The UK National Service Framework for Older People requires an annual review of all medicines and a 6-monthly review for those on four or more medicines (Department of Health, 2001). However, in this study, only one-quarter of patients had a documented medication review by their GP within the previous 12 months. Antipsychotics can be withdrawn in up to one-half of patients with no adverse effects on behaviour and functioning (Avorn et al, 1992; Schmidt et al, 1998), and alternative strategies are effective in reducing agitation in people with dementia (Ballard et al, 2002; Holmes et al, 2002). Practices should therefore use the medication review markers on electronic records to ensure that all patients and their treatment are reviewed regularly and the review documented.
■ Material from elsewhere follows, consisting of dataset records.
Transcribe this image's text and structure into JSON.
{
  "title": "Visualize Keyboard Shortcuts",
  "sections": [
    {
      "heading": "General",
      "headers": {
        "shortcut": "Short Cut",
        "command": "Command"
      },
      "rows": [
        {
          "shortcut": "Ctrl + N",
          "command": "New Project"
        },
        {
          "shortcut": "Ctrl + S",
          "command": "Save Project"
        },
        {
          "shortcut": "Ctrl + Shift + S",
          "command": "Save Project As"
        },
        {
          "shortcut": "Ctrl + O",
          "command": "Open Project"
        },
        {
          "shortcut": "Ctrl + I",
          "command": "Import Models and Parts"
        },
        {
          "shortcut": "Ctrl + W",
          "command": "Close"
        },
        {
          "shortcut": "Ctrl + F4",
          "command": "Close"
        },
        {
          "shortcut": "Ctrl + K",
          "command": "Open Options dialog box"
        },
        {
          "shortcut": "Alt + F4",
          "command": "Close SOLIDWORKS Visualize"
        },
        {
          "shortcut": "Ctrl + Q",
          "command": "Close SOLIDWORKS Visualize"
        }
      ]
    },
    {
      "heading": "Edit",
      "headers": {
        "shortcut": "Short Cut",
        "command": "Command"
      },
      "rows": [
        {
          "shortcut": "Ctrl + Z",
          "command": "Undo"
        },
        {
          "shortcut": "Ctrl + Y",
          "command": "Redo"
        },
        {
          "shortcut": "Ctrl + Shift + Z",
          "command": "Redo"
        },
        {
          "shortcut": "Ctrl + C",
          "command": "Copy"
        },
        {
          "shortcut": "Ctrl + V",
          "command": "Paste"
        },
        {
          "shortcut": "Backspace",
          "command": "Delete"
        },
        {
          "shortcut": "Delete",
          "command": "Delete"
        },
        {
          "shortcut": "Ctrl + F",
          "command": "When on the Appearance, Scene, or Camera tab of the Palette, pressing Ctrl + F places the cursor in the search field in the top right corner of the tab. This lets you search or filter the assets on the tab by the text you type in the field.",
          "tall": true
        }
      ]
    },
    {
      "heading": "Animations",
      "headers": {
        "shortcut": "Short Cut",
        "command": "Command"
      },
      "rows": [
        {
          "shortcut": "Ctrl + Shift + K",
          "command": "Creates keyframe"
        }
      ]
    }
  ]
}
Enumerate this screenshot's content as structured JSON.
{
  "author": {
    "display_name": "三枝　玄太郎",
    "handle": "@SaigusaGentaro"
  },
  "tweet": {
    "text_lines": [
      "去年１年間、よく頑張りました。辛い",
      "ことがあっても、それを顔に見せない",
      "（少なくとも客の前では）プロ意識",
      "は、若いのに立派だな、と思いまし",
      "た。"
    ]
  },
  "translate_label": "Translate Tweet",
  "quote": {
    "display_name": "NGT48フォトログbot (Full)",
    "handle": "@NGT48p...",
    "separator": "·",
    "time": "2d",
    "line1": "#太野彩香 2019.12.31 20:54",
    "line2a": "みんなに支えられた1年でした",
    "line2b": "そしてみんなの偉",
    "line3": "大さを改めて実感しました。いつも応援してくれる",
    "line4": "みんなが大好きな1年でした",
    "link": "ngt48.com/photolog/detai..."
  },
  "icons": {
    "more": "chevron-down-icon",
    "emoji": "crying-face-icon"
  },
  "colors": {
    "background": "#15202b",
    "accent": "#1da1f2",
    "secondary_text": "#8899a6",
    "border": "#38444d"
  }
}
The reviewer should always consider whether it might be appropriate to withdraw medication. Reviews should be conducted by clinicians with an interest in the management of dementia.
Behavioural approaches may be the treatment of choice for the behavioural and psychological symptoms of dementia, but may not be practical for very disturbed behaviour. Furthermore, such expertise and resources are limited in the care home setting. Antipsychotics may therefore be prescribed in desperation in the face of challenging behaviour. However, there is little evidence of the value of antipsychotics in this situation. Furthermore, since this survey, studies have suggested that they may be harmful to physical health (Medicines and Healthcare Products Regulatory Agency, 2004; Gill et al, 2005; Wang et al, 2005).